Amplitude damping channels in multilevel systems: there's more than you think

The amplitude damping channel (ADC) is one of the stantdard textbook instances of noise affecting 2-dimensional quantum systems (qubits). It can describe effectively ubiquitous relaxation processes affecting quantum devices such as superconducting circuits or losses in optical fibers.
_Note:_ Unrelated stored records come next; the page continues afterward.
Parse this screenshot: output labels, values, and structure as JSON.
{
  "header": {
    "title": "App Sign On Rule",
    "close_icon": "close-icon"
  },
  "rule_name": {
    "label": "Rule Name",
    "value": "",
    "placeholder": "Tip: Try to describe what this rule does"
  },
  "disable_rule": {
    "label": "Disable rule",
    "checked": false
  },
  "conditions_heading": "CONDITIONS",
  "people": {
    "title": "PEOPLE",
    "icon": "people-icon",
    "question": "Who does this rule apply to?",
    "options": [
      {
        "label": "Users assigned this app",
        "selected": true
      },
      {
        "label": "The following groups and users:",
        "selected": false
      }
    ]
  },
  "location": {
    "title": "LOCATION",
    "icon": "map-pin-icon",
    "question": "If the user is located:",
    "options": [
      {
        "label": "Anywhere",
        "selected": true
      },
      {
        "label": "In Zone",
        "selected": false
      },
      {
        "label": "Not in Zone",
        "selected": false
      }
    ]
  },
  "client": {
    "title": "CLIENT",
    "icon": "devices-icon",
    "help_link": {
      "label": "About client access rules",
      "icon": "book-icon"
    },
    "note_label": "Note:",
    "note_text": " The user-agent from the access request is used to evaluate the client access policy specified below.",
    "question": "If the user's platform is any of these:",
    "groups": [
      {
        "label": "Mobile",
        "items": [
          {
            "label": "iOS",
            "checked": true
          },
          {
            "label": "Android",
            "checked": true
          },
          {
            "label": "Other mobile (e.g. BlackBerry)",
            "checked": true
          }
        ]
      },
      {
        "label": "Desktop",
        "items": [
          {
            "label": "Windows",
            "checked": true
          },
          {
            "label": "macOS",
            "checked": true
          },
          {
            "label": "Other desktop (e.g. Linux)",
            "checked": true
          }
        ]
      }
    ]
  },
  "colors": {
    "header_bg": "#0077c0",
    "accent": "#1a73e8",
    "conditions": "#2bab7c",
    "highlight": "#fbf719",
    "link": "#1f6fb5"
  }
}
Many of its information theoretic properties, notably its quantum capacity, are understood.

Here we discuss the possible generalizations of these relaxation processes in multilevel systems (qudits).

We firstly introduce the class of multilevel amplitude damping (MAD) channels by generalizing the Kraus representation of the qubit ADC. We analyze the degradability/antidegradability properties of this new class of channels and provide explicit evaluations of their quantum capacities, also in non-degradable parameter regions.

Secondly we show that, by inspection of the Stinespring representation of MAD channels (i.e. their interpretation as an interaction system-environment), if we assume reasonable constraints on the environment we obtain a new kind of channels, physically different from MAD channels. In particular, for instance, if we assume a bosonic environment with equally spaced (resonant) levels, we get a new class of amplitude damping channels that we call resonant multilevel amplitude damping (ReMAD) channels. We show how these channels behave on multilevel systems, in particular how they can't be mapped onto "regular" MAD, exhibiting different and new properties. We provide a degradability/antidegradability analysis and compute the quantum capacity, again showing that also this class can have computable quantum capacity in non-degradable parameter regions.